DIG / Lors de la cérémonie de présentation des vœux au Chef de l’État, le 8 janvier 2025 à Libreville, la Fédération des Entreprises du Gabon (FEG) a livré un discours sincère et direct aux allures de feuille de route.
Si le secteur privé salue les réformes de « souveraineté financière » engagées par l’exécutif, il réclame désormais des « résultats concrets » pour 2026.
Pour Alain-Claude Kouakoua, président de la FEG, la réussite de la transition économique repose sur la résolution de quatre freins majeurs :
1-L’asphyxie financière : la dette intérieure et les délais de paiement de l’État continuent d’assécher la trésorerie des entreprises et de freiner l’investissement. Le patronat demande un « règlement total et définitif » de cette dette ainsi que la digitalisation des paiements pour restaurer la confiance.
2-La concurrence déloyale de l’informel : Dénonçant une « prolifération de l’informel » qui érode l’assiette fiscale, la FEG exige une lutte acharnée pour rétablir une justice économique face aux entreprises vertueuses qui croulent sous les contrôles et la parafiscalité.
3-Le coût de la logistique : Pointés du doigt comme facteurs de la vie chère, les délais de dédouanement et les intermédiaires douteux doivent être régulés. La FEG appelle à un assainissement strict de la corporation des transitaires et soutient la mise en œuvre rapide de la Centrale d’Achat publique pour maîtriser les prix.
4-La protection sociale : Tout en soutenant la CNSS et la CNAMGS, les entreprises demandent que les réformes ne compromettent pas leur viabilité financière.
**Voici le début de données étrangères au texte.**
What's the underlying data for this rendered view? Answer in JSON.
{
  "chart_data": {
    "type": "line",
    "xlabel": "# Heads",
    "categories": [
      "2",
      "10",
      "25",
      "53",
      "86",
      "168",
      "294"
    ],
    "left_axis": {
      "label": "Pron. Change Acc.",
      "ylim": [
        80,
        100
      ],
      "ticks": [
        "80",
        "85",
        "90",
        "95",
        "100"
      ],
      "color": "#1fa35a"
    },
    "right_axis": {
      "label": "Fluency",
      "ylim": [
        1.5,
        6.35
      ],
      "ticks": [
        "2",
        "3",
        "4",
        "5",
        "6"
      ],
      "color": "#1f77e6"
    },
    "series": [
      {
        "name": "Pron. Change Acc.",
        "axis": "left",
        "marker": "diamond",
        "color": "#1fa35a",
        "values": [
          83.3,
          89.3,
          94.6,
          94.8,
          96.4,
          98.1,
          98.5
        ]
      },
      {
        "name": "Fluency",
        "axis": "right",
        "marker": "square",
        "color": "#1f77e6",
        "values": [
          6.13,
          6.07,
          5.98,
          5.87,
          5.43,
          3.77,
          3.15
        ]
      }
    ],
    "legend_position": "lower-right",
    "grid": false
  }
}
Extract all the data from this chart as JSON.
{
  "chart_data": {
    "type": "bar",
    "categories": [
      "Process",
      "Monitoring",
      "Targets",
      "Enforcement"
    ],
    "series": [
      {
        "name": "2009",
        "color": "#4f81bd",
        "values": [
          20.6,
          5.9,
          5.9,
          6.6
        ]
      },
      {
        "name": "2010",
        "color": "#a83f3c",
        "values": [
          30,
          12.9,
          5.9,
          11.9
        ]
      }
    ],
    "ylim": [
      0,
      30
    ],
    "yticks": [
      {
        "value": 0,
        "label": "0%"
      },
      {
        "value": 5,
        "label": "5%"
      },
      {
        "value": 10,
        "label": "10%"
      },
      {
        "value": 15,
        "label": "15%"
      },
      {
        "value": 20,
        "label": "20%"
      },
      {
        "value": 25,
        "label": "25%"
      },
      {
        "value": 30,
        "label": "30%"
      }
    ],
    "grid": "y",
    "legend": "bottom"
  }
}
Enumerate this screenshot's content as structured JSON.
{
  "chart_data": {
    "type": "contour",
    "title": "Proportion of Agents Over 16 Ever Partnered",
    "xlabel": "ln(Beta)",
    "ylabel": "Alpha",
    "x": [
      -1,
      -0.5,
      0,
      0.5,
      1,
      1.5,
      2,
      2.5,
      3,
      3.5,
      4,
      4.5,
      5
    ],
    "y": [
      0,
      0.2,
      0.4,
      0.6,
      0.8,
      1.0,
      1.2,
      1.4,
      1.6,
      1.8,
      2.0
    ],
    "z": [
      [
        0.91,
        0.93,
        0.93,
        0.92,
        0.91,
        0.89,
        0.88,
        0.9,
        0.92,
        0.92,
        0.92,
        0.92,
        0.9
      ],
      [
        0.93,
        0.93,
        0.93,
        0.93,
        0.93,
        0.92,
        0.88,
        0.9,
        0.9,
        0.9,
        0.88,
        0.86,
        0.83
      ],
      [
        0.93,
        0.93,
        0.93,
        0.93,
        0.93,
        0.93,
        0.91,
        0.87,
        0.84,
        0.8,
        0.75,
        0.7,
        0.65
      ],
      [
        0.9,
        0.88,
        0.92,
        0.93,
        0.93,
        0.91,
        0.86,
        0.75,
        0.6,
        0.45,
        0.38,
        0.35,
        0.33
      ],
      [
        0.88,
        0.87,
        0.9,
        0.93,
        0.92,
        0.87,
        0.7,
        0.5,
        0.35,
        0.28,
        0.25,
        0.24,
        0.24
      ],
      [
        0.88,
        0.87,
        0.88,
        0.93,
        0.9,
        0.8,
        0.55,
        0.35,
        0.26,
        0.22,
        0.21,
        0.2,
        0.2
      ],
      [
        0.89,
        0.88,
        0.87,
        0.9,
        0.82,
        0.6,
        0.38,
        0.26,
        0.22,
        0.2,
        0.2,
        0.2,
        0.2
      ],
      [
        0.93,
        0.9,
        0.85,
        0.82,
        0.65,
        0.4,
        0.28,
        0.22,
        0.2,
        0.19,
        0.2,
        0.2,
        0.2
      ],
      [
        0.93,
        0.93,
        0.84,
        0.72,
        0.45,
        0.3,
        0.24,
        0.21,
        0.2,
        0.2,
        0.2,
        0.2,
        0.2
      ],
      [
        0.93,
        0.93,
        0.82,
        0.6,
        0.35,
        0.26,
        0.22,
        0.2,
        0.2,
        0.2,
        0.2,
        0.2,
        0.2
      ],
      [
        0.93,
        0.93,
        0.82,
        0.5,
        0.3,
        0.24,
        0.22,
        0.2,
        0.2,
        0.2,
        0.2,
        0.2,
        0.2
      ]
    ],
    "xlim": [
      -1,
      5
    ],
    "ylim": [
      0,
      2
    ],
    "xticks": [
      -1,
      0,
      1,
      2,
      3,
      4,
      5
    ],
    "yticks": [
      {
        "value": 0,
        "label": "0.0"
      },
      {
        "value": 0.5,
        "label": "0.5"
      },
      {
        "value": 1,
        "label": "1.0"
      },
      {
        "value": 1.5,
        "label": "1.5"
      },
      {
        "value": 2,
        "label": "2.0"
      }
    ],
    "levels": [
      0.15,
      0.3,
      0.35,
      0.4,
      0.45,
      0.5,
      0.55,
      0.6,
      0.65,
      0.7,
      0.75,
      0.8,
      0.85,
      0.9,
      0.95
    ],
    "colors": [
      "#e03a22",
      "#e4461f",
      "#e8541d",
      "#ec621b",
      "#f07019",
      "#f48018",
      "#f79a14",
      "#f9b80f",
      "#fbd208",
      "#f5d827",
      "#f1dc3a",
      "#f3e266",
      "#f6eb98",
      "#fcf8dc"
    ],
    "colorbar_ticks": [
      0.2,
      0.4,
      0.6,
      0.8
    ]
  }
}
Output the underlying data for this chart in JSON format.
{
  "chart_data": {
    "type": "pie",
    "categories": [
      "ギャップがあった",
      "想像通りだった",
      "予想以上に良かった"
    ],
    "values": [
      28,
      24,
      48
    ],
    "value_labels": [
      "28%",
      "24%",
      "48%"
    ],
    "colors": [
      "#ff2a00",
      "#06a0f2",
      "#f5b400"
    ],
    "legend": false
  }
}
Enfin, le président de la FEG a abordé l’épineuse question de l’emploi, de la formation et du financement.
A cet effet, Alain-Claude Kouakoua a réitéré que « l’adéquation entre les besoins du marché du travail et les dispositifs de formation doivent être renforcés, afin d’offrir à la jeunesse gabonaise des perspectives concrètes et durables, tout en répondant aux besoins réels des entreprises. »
En somme, la FEG propose au Président de la République un « partenariat exigeant », conditionné par une meilleure écoute des réalités du terrain pour bâtir une économie forte et créer de l’emploi.